Steiermark ORF.at
MI | 11.04.2012
Susanne Winter (Bild: APA/Markus Leodolter)
Islam-Sager
Groteske um Verfahren gegen FPÖ-Winter
Der Prozess gegen die steirische FPÖ-Nationalratsabgeordnete Susanne Winter ist offenbar ins Stocken geraten. Das Verfahren gegen Winter wegen ihrer islamfeindlichen Äußerungen könnte laut Landesgericht Graz eingestellt werden.
Wer ist zuständig - Gericht oder Staatsanwalt?
Verwirrung um Aufhebung der Immunität
Das Verfahren könnte aber nicht mangels Richterspruch eingestellt werden, sondern um in nächster Instanz klären zu lassen, wer den Antrag auf Aufhebung der Immunität stellen muss. Entweder das Gericht oder die Staatsanwaltschaft.
Gericht und Staatsanwaltschaft uneinig
Die Frage der Strafverfolgung von Winter stellt sich als Kräftemessen zwischen Staatsanwaltschaft und Gericht dar: "Es könne nicht sein, dass man einen Akt so lange liegen lässt und dann den anderen zum Arbeiten auffordert und die Folgen beseitigen lässt, meinte der Sprecher der Staatsanwaltschaft, Manfred Kammerer am Freitag.

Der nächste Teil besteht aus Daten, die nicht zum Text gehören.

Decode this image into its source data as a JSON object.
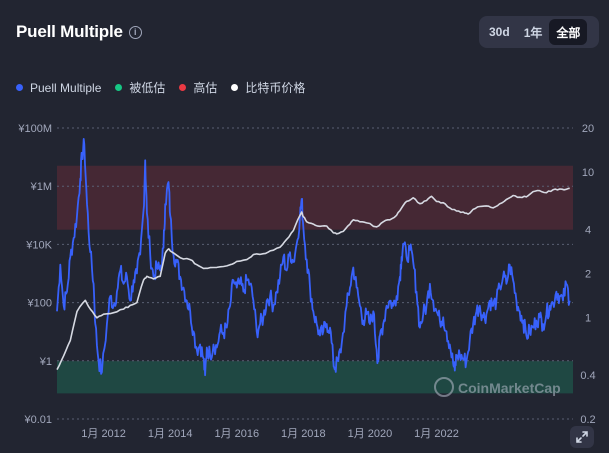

Er bestätigte damit einen Bericht der Tageszeitung "Österreich", wonach der Antrag beim Parlament aus seiner Sicht "Sache des Gerichts" sei.
Immunität Winters als Hürde
Der Präsident des Straflandesgerichts Graz, Friedrich Kicker teilt diese Meinung nur zum Teil. Er und der zuständige Richter Christoph Lichtenberg seien eher der Meinung, dass die mittlerweile eingetretene Immunität ein Verfolgungshindernis darstelle - und das sei ein Nichtigkeitsgrund.
Antrag an das Parlament um den Prozess abwickeln zu können.
Keine genaue Regelung durch das Gesetz
Durch die neue Strafprozessordnung und auch durch die Judikatur sei der gegenständliche Fall nicht genau geregelt. Weshalb der Richter "dazu neige", einzustellen und eine Klärung auf höherer Ebene anzustreben. Einig sei man sich aber, dass der Antrag ans Parlament gestellt werden müsse, um den Prozess abwickeln zu können.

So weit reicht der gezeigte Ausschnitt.